What became known as the “Tim Kolb amendment” allows competent adults with disabilities to direct their own care in their own homes through care aides, rather than having to rely on licensed health professionals. The provision also allows parents and caretakers to direct the care of children and incompetent adults.
Kolb lobbied for the change in 1995, after his experience being hospitalized and getting a tracheostomy, a breathing tube in the neck. Afterward, state officials forced him to stay in a nursing facility because state law required a medical professional to suction the tube.
The amendment allowed him to return to the home where he had been living, with the help of family and care aides.
It wasn’t Kolb’s first foray into disability activism, or his last. He became one of Nebraska’s leading advocates for the rights and self-determination of people with disabilities.
Mary Angus, chairwoman of the Kolb Foundation for Disability Education, said her friend made an impact through his energy, his intelligence and the perspective that his own condition gave him. She particularly remembers his welcoming attitude.
“What he could do with just his facial muscles was amazing,” she said. “The world has been so much enriched by him.”
Kolb was born with a rare condition known as Werdnig-Hoffmann disease, or spinal muscular atrophy, which eventually led to quadriplegia.
In a blog post, he wrote that his parents raised him as an ordinary child and insisted that he attend regular public school, even though he and his wheelchair had to be carried up and down stairs to attend classes.
He went on to graduate from Kearney State College, now the University of Nebraska at Kearney, as a fully credentialed high school physics and mathematics teacher.
In the days before the Americans with Disabilities Act, he could not get hired as a full-time teacher. But he taught as a substitute at both Kearney and Franklin high schools and tutored numerous Franklin-area students. He also appeared on a Kearney religious broadcast program and taught youth and adult Sunday school.
In midlife, Kolb became increasingly active in advocating for disabled people. He worked on accessibility and employment issues and on policies to help disabled people gain more control over their lives.
“Advocacy is essentially an act of educating oneself and others, not only about their rights under the law, but also to exercise our right to petition the powers that be for the things we need for survival and the opportunity to thrive in the community,” he said in a 2015 blog post.
Among his successes was a law passed last year to make it easier for disabled people to work and earn income without losing their critical Medicaid coverage. Angus said the measure aims to fix restrictions in earlier legislation.
Kolb founded and led the Kolb Foundation for Disability Education, through which he did training and provided information about disability. He also served on a number of public and private policy and advisory groups.

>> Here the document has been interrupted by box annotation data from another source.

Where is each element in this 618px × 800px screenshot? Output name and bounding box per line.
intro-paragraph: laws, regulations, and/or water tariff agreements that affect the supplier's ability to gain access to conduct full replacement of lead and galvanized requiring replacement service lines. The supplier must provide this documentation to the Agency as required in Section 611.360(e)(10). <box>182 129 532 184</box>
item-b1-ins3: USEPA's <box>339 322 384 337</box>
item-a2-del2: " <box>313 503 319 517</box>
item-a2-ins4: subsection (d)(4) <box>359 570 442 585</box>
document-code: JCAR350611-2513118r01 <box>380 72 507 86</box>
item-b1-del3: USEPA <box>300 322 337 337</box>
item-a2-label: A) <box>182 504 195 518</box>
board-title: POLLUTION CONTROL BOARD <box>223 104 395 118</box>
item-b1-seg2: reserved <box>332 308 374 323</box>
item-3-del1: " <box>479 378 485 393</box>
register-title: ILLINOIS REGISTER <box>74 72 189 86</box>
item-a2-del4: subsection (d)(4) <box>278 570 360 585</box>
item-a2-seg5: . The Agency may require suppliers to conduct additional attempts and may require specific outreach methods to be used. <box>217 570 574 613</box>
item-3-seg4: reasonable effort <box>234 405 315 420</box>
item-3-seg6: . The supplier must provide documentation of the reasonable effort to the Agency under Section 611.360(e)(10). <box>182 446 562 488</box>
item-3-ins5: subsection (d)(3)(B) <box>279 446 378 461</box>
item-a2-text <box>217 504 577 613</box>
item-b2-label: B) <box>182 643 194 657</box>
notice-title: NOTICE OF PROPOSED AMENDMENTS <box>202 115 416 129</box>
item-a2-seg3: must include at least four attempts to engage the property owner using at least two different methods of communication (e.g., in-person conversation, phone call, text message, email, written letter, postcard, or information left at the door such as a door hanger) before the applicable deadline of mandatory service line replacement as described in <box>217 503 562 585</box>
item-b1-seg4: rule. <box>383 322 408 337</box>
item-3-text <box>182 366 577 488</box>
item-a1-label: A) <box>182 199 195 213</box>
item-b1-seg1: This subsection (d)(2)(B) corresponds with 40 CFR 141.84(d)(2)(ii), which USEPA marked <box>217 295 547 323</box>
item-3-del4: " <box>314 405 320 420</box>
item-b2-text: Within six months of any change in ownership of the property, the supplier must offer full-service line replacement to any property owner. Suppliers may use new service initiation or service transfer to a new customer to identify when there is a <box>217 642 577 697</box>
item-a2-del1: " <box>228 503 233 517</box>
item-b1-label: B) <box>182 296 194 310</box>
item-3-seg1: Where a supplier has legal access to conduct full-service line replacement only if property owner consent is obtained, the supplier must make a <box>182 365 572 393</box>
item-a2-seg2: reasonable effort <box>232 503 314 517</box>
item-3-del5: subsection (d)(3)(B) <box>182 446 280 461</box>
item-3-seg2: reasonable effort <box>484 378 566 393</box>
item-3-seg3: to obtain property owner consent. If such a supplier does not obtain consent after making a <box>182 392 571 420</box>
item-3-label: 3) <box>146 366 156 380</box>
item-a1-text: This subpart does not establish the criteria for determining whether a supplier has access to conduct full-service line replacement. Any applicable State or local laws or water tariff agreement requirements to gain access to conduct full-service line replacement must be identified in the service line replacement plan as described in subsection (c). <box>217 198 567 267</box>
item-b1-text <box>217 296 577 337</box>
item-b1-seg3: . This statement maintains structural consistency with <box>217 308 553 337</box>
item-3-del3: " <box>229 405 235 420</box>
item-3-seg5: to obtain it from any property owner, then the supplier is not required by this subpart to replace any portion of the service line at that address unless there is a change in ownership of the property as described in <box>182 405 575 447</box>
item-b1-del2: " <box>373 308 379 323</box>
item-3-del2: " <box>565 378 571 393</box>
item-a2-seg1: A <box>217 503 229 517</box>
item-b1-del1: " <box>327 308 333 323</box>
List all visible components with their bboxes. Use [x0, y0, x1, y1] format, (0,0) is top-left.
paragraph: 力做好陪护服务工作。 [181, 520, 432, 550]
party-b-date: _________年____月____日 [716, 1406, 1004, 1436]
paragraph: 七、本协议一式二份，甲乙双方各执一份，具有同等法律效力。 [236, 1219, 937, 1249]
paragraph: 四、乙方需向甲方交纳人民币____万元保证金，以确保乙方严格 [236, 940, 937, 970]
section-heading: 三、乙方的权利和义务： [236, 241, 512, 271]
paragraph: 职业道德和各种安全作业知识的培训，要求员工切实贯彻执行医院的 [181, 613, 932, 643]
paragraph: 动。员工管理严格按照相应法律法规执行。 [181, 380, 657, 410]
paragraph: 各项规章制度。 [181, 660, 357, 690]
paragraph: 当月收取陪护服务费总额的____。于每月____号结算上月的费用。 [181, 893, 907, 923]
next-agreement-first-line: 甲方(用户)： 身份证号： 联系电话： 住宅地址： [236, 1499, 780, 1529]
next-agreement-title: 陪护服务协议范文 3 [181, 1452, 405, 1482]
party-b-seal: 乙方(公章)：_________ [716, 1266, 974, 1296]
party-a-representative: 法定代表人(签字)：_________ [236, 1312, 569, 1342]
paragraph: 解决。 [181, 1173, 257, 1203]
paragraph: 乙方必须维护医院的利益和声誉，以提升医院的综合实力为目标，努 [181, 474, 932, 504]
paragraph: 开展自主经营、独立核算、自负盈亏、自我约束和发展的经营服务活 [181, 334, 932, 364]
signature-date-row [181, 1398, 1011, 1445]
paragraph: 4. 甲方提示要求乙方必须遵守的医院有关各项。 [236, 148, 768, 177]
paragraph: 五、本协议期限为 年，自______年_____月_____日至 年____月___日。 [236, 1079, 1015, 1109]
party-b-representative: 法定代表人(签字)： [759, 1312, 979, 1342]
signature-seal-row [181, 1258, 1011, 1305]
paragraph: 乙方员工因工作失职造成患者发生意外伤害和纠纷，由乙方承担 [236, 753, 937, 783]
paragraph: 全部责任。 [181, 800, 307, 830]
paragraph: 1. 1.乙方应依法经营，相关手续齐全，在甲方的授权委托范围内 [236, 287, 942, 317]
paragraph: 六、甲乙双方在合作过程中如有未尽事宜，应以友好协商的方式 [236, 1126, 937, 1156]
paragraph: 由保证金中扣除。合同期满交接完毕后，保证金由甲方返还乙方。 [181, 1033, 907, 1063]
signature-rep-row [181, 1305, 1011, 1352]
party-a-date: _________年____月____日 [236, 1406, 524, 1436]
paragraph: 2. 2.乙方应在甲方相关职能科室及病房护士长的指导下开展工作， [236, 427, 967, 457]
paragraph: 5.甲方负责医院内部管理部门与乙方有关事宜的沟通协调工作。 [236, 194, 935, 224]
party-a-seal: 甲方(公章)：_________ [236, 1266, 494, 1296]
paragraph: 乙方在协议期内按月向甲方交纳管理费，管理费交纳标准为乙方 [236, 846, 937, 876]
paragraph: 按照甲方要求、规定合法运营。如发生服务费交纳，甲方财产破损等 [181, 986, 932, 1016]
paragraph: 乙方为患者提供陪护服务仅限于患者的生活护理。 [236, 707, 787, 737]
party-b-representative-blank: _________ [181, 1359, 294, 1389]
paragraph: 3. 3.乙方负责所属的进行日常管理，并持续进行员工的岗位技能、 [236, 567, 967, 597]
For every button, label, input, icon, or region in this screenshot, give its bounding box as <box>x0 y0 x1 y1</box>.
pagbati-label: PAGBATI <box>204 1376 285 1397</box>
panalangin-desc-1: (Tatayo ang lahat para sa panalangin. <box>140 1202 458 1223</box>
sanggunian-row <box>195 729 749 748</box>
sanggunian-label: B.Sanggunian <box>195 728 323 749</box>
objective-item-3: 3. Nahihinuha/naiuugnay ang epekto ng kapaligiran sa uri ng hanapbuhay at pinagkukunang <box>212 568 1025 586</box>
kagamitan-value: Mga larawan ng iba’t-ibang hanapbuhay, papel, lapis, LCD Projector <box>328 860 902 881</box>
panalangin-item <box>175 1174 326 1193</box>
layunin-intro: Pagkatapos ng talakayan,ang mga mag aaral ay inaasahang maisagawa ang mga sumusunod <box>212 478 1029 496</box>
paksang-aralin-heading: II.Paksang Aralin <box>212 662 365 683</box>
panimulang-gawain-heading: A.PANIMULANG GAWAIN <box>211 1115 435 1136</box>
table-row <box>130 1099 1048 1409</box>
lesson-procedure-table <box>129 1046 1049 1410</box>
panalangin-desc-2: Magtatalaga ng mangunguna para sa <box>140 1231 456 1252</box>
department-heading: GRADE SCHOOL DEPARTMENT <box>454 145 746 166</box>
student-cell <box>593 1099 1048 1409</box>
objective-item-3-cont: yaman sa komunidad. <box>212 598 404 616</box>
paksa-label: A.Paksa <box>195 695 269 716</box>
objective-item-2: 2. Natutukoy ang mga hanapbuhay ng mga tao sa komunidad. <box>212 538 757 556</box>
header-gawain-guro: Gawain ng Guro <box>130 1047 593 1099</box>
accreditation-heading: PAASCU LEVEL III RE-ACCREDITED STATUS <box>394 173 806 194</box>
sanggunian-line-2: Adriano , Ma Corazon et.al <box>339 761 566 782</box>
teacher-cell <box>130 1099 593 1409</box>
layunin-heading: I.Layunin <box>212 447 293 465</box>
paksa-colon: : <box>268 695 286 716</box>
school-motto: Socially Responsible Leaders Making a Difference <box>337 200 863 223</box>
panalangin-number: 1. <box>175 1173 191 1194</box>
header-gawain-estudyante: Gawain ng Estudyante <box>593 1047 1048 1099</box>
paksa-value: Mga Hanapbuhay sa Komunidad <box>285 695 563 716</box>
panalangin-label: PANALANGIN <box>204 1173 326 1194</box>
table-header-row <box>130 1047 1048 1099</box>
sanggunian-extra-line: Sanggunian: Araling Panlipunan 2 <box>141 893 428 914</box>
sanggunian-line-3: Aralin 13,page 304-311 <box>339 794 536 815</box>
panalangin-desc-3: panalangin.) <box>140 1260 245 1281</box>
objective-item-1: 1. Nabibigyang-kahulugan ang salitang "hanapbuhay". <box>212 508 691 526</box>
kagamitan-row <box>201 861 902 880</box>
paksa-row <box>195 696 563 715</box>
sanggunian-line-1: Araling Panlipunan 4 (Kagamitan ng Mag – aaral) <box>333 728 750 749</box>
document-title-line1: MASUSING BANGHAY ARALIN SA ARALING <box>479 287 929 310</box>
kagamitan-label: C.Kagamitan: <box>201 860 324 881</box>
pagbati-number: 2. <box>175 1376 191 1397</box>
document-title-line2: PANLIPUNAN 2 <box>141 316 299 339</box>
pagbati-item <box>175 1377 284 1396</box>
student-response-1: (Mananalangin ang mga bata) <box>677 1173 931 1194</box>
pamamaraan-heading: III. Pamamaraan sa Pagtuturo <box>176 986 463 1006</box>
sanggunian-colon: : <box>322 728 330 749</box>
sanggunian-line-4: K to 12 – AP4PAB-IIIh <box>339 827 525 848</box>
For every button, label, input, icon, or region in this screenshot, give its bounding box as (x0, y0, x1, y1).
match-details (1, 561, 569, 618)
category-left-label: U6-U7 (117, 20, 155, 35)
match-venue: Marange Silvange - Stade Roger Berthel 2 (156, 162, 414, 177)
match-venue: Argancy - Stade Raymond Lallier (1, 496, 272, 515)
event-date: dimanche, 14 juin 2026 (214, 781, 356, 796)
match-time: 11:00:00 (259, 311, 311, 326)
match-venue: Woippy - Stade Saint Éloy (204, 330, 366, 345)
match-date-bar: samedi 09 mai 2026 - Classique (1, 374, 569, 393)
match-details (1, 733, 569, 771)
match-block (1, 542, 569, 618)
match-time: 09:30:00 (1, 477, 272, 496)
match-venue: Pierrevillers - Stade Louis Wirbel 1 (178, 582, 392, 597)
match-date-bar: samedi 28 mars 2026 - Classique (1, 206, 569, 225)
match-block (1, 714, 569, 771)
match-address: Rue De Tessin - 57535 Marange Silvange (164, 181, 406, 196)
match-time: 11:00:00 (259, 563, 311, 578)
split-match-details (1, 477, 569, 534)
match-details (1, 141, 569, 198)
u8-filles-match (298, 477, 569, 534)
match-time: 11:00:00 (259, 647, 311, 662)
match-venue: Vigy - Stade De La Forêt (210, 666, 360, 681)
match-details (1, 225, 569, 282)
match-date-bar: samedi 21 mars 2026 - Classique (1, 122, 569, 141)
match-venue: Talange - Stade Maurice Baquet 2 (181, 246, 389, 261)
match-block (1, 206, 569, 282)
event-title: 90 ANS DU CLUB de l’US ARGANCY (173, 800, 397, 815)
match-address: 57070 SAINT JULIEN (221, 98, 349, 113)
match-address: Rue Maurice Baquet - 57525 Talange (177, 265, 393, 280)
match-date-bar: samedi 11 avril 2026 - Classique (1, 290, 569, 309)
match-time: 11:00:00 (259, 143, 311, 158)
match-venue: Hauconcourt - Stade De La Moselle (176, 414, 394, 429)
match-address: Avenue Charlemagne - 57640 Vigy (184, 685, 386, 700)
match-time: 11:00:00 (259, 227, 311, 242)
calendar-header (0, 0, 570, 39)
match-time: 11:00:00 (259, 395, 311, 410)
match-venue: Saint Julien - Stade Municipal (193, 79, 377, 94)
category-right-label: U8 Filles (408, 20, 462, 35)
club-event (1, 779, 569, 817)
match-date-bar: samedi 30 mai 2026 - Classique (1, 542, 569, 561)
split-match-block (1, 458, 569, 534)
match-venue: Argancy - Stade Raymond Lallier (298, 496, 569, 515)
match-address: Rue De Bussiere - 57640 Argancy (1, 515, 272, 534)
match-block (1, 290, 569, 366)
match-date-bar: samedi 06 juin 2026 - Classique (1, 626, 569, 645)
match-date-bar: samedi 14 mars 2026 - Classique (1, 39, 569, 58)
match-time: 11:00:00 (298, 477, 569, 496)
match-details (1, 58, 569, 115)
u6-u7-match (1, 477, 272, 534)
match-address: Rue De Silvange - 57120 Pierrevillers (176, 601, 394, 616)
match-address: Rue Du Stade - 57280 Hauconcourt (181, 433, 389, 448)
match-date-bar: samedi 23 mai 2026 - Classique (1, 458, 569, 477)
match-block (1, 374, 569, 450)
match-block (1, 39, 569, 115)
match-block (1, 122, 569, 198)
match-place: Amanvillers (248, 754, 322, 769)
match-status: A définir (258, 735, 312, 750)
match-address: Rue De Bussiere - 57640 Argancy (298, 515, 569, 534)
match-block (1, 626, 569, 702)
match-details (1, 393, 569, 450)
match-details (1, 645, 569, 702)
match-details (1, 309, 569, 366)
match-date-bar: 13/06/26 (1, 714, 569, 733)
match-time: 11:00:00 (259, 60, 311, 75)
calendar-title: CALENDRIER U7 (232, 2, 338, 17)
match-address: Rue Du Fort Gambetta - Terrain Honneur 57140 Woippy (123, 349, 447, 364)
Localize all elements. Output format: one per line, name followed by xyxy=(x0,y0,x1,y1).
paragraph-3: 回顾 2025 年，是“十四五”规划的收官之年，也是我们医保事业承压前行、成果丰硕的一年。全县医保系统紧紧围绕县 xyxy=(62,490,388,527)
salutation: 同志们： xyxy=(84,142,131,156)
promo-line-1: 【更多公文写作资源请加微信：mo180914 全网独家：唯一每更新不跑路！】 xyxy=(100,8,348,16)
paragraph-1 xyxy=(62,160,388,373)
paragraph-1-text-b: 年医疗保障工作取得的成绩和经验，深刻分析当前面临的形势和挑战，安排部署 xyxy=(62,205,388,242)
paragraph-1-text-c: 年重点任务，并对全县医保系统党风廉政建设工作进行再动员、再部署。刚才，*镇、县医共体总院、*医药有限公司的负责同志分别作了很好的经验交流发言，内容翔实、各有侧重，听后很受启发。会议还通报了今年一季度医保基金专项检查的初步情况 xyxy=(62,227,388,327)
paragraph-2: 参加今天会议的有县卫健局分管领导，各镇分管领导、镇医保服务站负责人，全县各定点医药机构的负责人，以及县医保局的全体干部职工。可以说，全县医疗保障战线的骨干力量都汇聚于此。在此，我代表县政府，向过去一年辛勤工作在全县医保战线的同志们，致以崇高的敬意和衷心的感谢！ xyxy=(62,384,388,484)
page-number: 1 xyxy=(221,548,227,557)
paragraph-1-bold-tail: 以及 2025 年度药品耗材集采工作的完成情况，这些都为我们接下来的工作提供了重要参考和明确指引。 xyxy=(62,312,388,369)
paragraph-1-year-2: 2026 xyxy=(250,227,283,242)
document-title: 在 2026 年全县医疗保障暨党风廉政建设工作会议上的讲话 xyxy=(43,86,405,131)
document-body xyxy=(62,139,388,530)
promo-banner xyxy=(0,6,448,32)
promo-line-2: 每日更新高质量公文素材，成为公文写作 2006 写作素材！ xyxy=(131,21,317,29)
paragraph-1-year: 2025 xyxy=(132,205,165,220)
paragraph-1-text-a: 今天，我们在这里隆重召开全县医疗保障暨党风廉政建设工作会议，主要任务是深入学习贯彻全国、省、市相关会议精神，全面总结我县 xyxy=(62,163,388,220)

He was board president of Independence Rising, formerly the Center for Independent Living of Central Nebraska, and a member of the Monroe-Meyer Institute’s Community Advisory Board, the Nebraska Consortium for Citizens With Disabilities, the Nebraska Statewide Independent Living Council, Disability Rights Nebraska and more.
Survivors include his wife of 22 years, Karen Kolb; and his brother, Chris Kolb, of Lincoln.